Estos dramas no sólo se dan en países pobres, sino también en países hiperdesarrollados , como Estados Unidos y Canadá.
El goce de la vida en una sociedad en que lo económico es lo único que importa, (como lo dice el médico y poeta colombiano, Villamil, “…amigo cuánto tienes, cuanto vales, principio de la actual filosofía, amigo, no pierdas la partida y tomemos otro trago, brindemos por la vida, pues todo es oropel…”) y todo se convierte en amasar dinero, comprar autos de lujo, poseer mansiones – incluso en el extranjero – en fin, gozar de la opulencia, mientras ser pobre equivale a ser catalogado como un derrotado en la lucha por la vida, (tal como un tullido que pretendiera ser campeón de la maratón de San Silvestre).
En nuestra sociedad se propende, como el Apartheid africano, a que los ricos nunca vean a los pobres, a ellos se les repliega a barrios muy distantes y desprovistos de áreas verdes, parques de recreación, viviendas enrejadas e insalubres y, no pocas veces, sus murallas traspasadas de balas locas, producto de luchas entre pandillas de narcotraficantes.
El dictador Pinochet terminó por trasladar a la zona sur de Santiago, el territorio de los pobres, las pocas poblaciones que existían en Vitacura, Lo Barnechea y Las Condes. (Cuando un alcalde del Opus Dei , aunque buena persona, se le ocurre construir un edificio para los pobres, en la Rotonda Atenas, los moradores del entorno protestan porque sus vecinos serán ladrones, mal vestidos y tenderán la ropa en el balcón, y digan “Shile”, en vez de Chile.
Antiguamente, los pobres servían para cuidar niños y viejos, al abuelito y al nieto; ahora, las nuevas generaciones van a la universidad, medicina, ingeniería, geología…, por consiguiente, ya no quieren cambiar pañales y soportar el mal genio y el maltrato de las “señoras y señores bien”.
Somos tan hipócritas que llamamos “adulto mayor” al viejo, cuando en el otro yo sólo deseamos que una peste los elimine rápidamente. Claro que exceptuando al familiar.
Mientras no veamos a los viejos, enfermos, pobres, dependientes y solitarios, la vida parece hermosa y nos encanta juntarnos con personas parecidas a nosotros – como decía el padre Felipe Berríos, “al igual que los perros, nos olemos el trasero para reconocernos”.

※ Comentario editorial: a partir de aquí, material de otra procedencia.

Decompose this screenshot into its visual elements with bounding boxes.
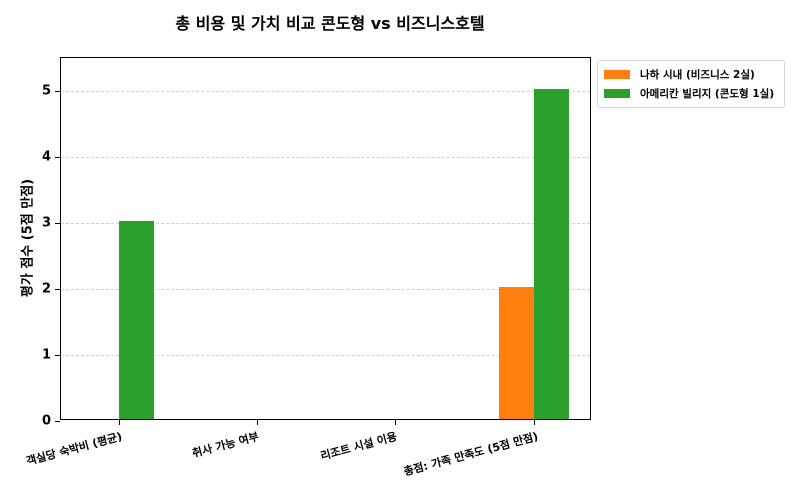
y-tick-label: 3 <box>41 215 51 231</box>
y-tick-label: 0 <box>41 413 51 429</box>
gridline <box>61 157 590 158</box>
x-tick-label: 객실당 숙박비 (평균) <box>24 429 124 469</box>
y-axis-title: 평가 점수 (5점 만점) <box>20 178 36 298</box>
y-tick-label: 4 <box>41 149 51 165</box>
x-tick <box>257 420 258 425</box>
gridline <box>61 355 590 356</box>
y-tick <box>55 223 60 224</box>
legend-swatch-green <box>604 89 630 98</box>
x-tick-label: 리조트 시설 이용 <box>319 429 399 463</box>
y-tick <box>55 289 60 290</box>
gridline <box>61 223 590 224</box>
legend-swatch-orange <box>604 70 630 79</box>
y-tick-label: 2 <box>41 281 51 297</box>
y-tick-label: 5 <box>41 83 51 99</box>
chart-title: 총 비용 및 가치 비교 콘도형 vs 비즈니스호텔 <box>175 14 485 33</box>
bar <box>119 221 154 419</box>
legend-item-business: 나하 시내 (비즈니스 2실) <box>604 65 778 84</box>
y-tick <box>55 157 60 158</box>
x-tick <box>395 420 396 425</box>
bar <box>534 89 569 419</box>
x-tick <box>119 420 120 425</box>
gridline <box>61 91 590 92</box>
legend-item-condo: 아메리칸 빌리지 (콘도형 1실) <box>604 84 778 103</box>
x-tick-label: 총점: 가족 만족도 (5점 만점) <box>402 429 540 479</box>
x-tick <box>534 420 535 425</box>
y-tick-label: 1 <box>41 347 51 363</box>
y-tick <box>55 421 60 422</box>
y-tick <box>55 355 60 356</box>
x-tick-label: 취사 가능 여부 <box>190 429 261 461</box>
bar <box>499 287 534 419</box>
legend-label: 나하 시내 (비즈니스 2실) <box>640 69 755 81</box>
gridline <box>61 289 590 290</box>
legend-label: 아메리칸 빌리지 (콘도형 1실) <box>640 88 775 100</box>
legend: 나하 시내 (비즈니스 2실) 아메리칸 빌리지 (콘도형 1실) <box>597 60 785 108</box>
y-tick <box>55 91 60 92</box>
plot-area: 0 1 2 3 4 5 <box>42 57 591 429</box>
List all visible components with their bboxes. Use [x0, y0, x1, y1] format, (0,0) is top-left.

Como tememos a la muerte, preferimos no verla, ni hablar sobre ella, y con la riqueza, creemos que hemos comprado la eternidad. Siempre habrá un Karadima, un Errázuriz, un Ezzati, un Scapolo… que nos asegure que “dios, el mejor conservador de bienes raíces, nos tiene un sitio asegurado en el paraíso”.
No sé si todos nos hemos dado cuenta de que el único derecho humano que está redactado en términos religiosos es el de propiedad, que está garantizado por Dios, pero el otro derecho, el de la igualdad ante la ley, es un tremenda mentira – fue escrita por esclavistas, en la Revolución Francesa -, y el famoso derecho a la vida, desde el nacimiento hasta la muerte natural es una verdadera cachetada cuando el Estado y la sociedad condenan a los viejos, pobres, enfermemos, solos y dependientes a ser “desechables”.